No-Churn Rocky Road Ice Cream

Makes: 2 quarts

Prep Time: 10 minutes

Freeze Time: 6 hours

Total Time: 6 hours & 10 minutes


  • 4 ounces bittersweet chocolate, chopped*
  • 2 ounces semi-sweet chocolate, chopped
  • 1 cup milk
  • 1 14-ounce can sweetened condensed milk
  • 1 tsp pure vanilla extract
  • 1 tbsp unsweetened cocoa powder
  • 1 tbsp fresh lemon juice
  • pinch salt
  • 3/4 cup miniature marshmallows
  • 1/2 cup roasted salted almonds, chopped
  • 1/2 cup chocolate chips
  • 2 cups heavy cream
  • 1 cup 5-Minute Chocolate Sauce (may use store bought hot fudge topping, NOT chocolate sauce)
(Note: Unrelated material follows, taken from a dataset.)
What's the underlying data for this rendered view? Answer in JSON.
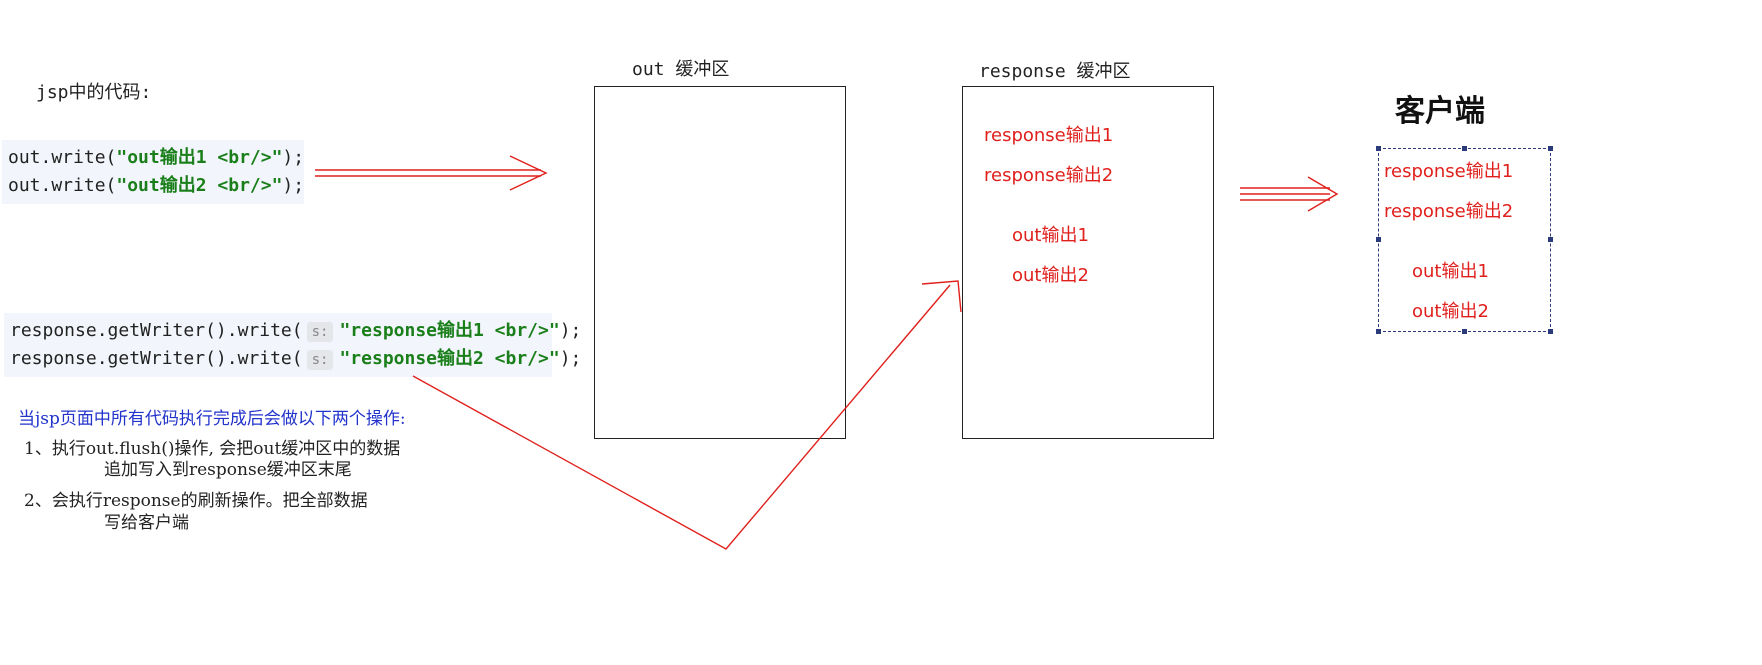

Add the chopped chocolate to a large bowl. Set aside.

Bring the milk to a near boil in the microwave or stovetop and pour it over the chopped chocolate. Let sit 5 minutes, then stir until smooth and chocolate is melted.

Stir in all of the remaining ingredients EXCEPT the chocolate sauce and heavy cream.

In a separate bowl, whip the heavy cream until soft peaks form then fold cream gently into the chocolate mixture.

In a 2-quart freezable container, layer 1/3 ice cream, drizzle 1/2 chocolate sauce and swirl with a knife, then layer 1/3 ice cream and drizzle almost all remaining chocolate sauce and swirl. Top with remaining ice cream and remaining chocolate sauce and swirl.

Cover with plastic wrap or waxed paper pressed directly on the surface of the ice cream (to help prevent ice crystals), and freeze for at least 6 hours or until frozen.

Chef’s Note:

Any container (plastic, metal, etc) will work as long as it is NOT glass. You can even divide among multiple containers. The more shallow the containers, the faster the ice cream will freeze and be ready to eat. I used my cheesecake springform pan.